Due i settore dove si riscontrano le maggiori difficoltà: quello dei trasporti, dovuti allo scarso ammodernamento dei parco automezzi e quello dell’edilizia, ovvero gli appalti che riguardano i servizi di progettazione e lavori per la nuova costruzione, ristrutturazione e manutenzione di edifici pubblici: qui i criteri ambientali vengono adottati solo dal 19,3% dei comuni capoluogo. «Il ministero dell’Ambiente è consapevole delle difficoltà e infatti i CAM sull’edilizia sono in corso di revisione perché richiedono competenze anche in fase progettuale che i comuni spesso non hanno, così come alle imprese che partecipano alle gare vengono richiesti requisiti che poche possiedono, soprattutto le piccole e medie imprese edili», spiega Fontana.
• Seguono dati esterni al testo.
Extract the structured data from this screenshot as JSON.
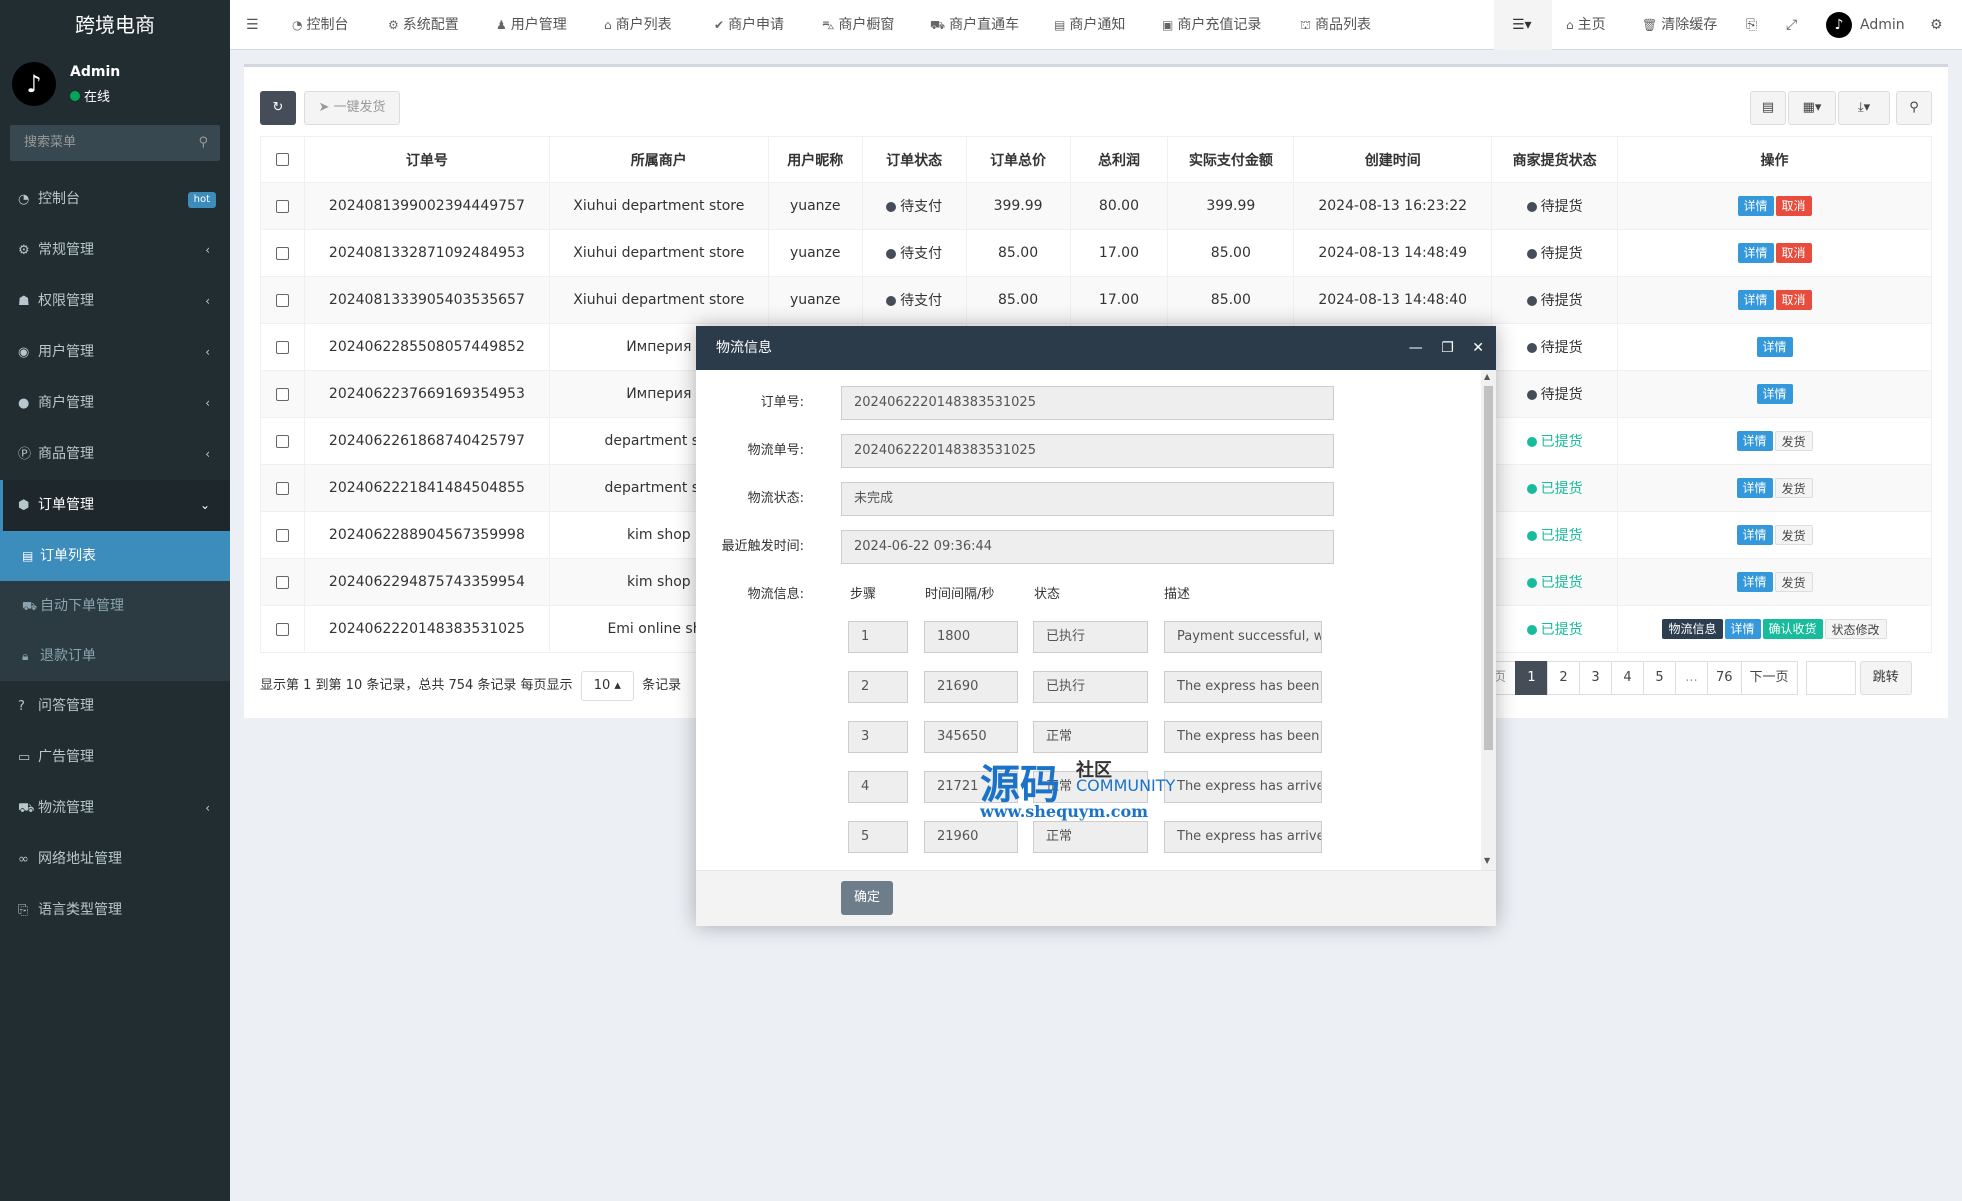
{
  "app": {
    "title": "跨境电商"
  },
  "user": {
    "name": "Admin",
    "status": "在线"
  },
  "sidebar": {
    "search_placeholder": "搜索菜单",
    "items": [
      {
        "label": "控制台",
        "icon": "dashboard-icon",
        "badge": "hot"
      },
      {
        "label": "常规管理",
        "icon": "cogs-icon"
      },
      {
        "label": "权限管理",
        "icon": "group-icon"
      },
      {
        "label": "用户管理",
        "icon": "user-circle-icon"
      },
      {
        "label": "商户管理",
        "icon": "apple-icon"
      },
      {
        "label": "商品管理",
        "icon": "product-icon"
      },
      {
        "label": "订单管理",
        "icon": "order-icon"
      }
    ],
    "submenu": [
      {
        "label": "订单列表",
        "icon": "list-icon"
      },
      {
        "label": "自动下单管理",
        "icon": "car-icon"
      },
      {
        "label": "退款订单",
        "icon": "lock-icon"
      }
    ],
    "items_after": [
      {
        "label": "问答管理",
        "icon": "question-icon"
      },
      {
        "label": "广告管理",
        "icon": "ad-icon"
      },
      {
        "label": "物流管理",
        "icon": "truck-icon"
      },
      {
        "label": "网络地址管理",
        "icon": "link-icon"
      },
      {
        "label": "语言类型管理",
        "icon": "language-icon"
      }
    ]
  },
  "navbar": {
    "tabs": [
      {
        "label": "控制台",
        "icon": "dashboard-icon"
      },
      {
        "label": "系统配置",
        "icon": "gear-icon"
      },
      {
        "label": "用户管理",
        "icon": "user-icon"
      },
      {
        "label": "商户列表",
        "icon": "home-icon"
      },
      {
        "label": "商户申请",
        "icon": "check-icon"
      },
      {
        "label": "商户橱窗",
        "icon": "cart-icon"
      },
      {
        "label": "商户直通车",
        "icon": "car-icon"
      },
      {
        "label": "商户通知",
        "icon": "notice-icon"
      },
      {
        "label": "商户充值记录",
        "icon": "money-icon"
      },
      {
        "label": "商品列表",
        "icon": "shop-icon"
      }
    ],
    "home": "主页",
    "clear_cache": "清除缓存",
    "admin": "Admin"
  },
  "toolbar": {
    "ship_all": "一键发货"
  },
  "table": {
    "columns": [
      "订单号",
      "所属商户",
      "用户昵称",
      "订单状态",
      "订单总价",
      "总利润",
      "实际支付金额",
      "创建时间",
      "商家提货状态",
      "操作"
    ],
    "rows": [
      {
        "order_no": "2024081399002394449757",
        "merchant": "Xiuhui department store",
        "nick": "yuanze",
        "status": "待支付",
        "total": "399.99",
        "profit": "80.00",
        "paid": "399.99",
        "created": "2024-08-13 16:23:22",
        "pickup": "待提货",
        "actions": [
          "详情",
          "取消"
        ]
      },
      {
        "order_no": "2024081332871092484953",
        "merchant": "Xiuhui department store",
        "nick": "yuanze",
        "status": "待支付",
        "total": "85.00",
        "profit": "17.00",
        "paid": "85.00",
        "created": "2024-08-13 14:48:49",
        "pickup": "待提货",
        "actions": [
          "详情",
          "取消"
        ]
      },
      {
        "order_no": "2024081333905403535657",
        "merchant": "Xiuhui department store",
        "nick": "yuanze",
        "status": "待支付",
        "total": "85.00",
        "profit": "17.00",
        "paid": "85.00",
        "created": "2024-08-13 14:48:40",
        "pickup": "待提货",
        "actions": [
          "详情",
          "取消"
        ]
      },
      {
        "order_no": "2024062285508057449852",
        "merchant": "Империя",
        "nick": "",
        "status": "",
        "total": "",
        "profit": "",
        "paid": "",
        "created": "",
        "pickup": "待提货",
        "actions": [
          "详情"
        ]
      },
      {
        "order_no": "2024062237669169354953",
        "merchant": "Империя",
        "nick": "",
        "status": "",
        "total": "",
        "profit": "",
        "paid": "",
        "created": "",
        "pickup": "待提货",
        "actions": [
          "详情"
        ]
      },
      {
        "order_no": "2024062261868740425797",
        "merchant": "department sto",
        "nick": "",
        "status": "",
        "total": "",
        "profit": "",
        "paid": "",
        "created": "",
        "pickup": "已提货",
        "actions": [
          "详情",
          "发货"
        ]
      },
      {
        "order_no": "2024062221841484504855",
        "merchant": "department sto",
        "nick": "",
        "status": "",
        "total": "",
        "profit": "",
        "paid": "",
        "created": "",
        "pickup": "已提货",
        "actions": [
          "详情",
          "发货"
        ]
      },
      {
        "order_no": "2024062288904567359998",
        "merchant": "kim shop",
        "nick": "",
        "status": "",
        "total": "",
        "profit": "",
        "paid": "",
        "created": "",
        "pickup": "已提货",
        "actions": [
          "详情",
          "发货"
        ]
      },
      {
        "order_no": "2024062294875743359954",
        "merchant": "kim shop",
        "nick": "",
        "status": "",
        "total": "",
        "profit": "",
        "paid": "",
        "created": "",
        "pickup": "已提货",
        "actions": [
          "详情",
          "发货"
        ]
      },
      {
        "order_no": "2024062220148383531025",
        "merchant": "Emi online sho",
        "nick": "",
        "status": "",
        "total": "",
        "profit": "",
        "paid": "",
        "created": "",
        "pickup": "已提货",
        "actions": [
          "物流信息",
          "详情",
          "确认收货",
          "状态修改"
        ]
      }
    ]
  },
  "pager": {
    "info_prefix": "显示第 1 到第 10 条记录，总共 754 条记录 每页显示",
    "page_size": "10",
    "info_suffix": "条记录",
    "prev": "页",
    "pages": [
      "1",
      "2",
      "3",
      "4",
      "5",
      "...",
      "76"
    ],
    "next": "下一页",
    "jump": "跳转"
  },
  "modal": {
    "title": "物流信息",
    "labels": {
      "order_no": "订单号:",
      "tracking_no": "物流单号:",
      "status": "物流状态:",
      "last_time": "最近触发时间:",
      "info": "物流信息:"
    },
    "values": {
      "order_no": "2024062220148383531025",
      "tracking_no": "2024062220148383531025",
      "status": "未完成",
      "last_time": "2024-06-22 09:36:44"
    },
    "log_columns": [
      "步骤",
      "时间间隔/秒",
      "状态",
      "描述"
    ],
    "log_rows": [
      {
        "step": "1",
        "interval": "1800",
        "status": "已执行",
        "desc": "Payment successful, waiting"
      },
      {
        "step": "2",
        "interval": "21690",
        "status": "已执行",
        "desc": "The express has been"
      },
      {
        "step": "3",
        "interval": "345650",
        "status": "正常",
        "desc": "The express has been"
      },
      {
        "step": "4",
        "interval": "21721",
        "status": "正常",
        "desc": "The express has arrive"
      },
      {
        "step": "5",
        "interval": "21960",
        "status": "正常",
        "desc": "The express has arrive"
      }
    ],
    "ok": "确定"
  },
  "watermark": {
    "big": "源码",
    "small1": "社区",
    "small2": "COMMUNITY",
    "url": "www.shequym.com"
  },
  "colors": {
    "sidebar_bg": "#222d32",
    "active": "#3c8dbc",
    "blue_btn": "#3498db",
    "red_btn": "#e74c3c",
    "green_status": "#18bc9c",
    "modal_head": "#2c3b4a"
  }
}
Cosa succede a chi non applica i CAM obbligatori per legge? In questa prima fase di avvio non sono previste sanzioni, però i comuni non adempienti sanno che si espongono al rischio che le loro gare d’appalto vengano impugnate davanti al Tar dalle aziende escluse o penalizzate. Inoltre, a monitorare e vigilare sull’applicazione dei CAM è l’Anac, l’autorità nazionale anti-corruzione, che in questa fase svolge anche una funzione di indirizzo, oltre a segnalare eventuali casi limite di palese violazione. «Il legislatore ha scelto la via morbida, per promuovere e accompagnare la pubblica amministrazione, ma è chiaro che prima o poi bisognerà considerare un cambio di passo – puntualizza Fontana – Noi come Legambiente abbiamo proposto al ministro dell’ambiente Costa di prevedere tra le priorità di accesso alle risorse che saranno stanziate nel Green New Deal anche l’applicazione corretta dei criteri ambientali minimi, affinché si inneschi una competizione virtuosa tra i comuni per l’accesso a questi fondi».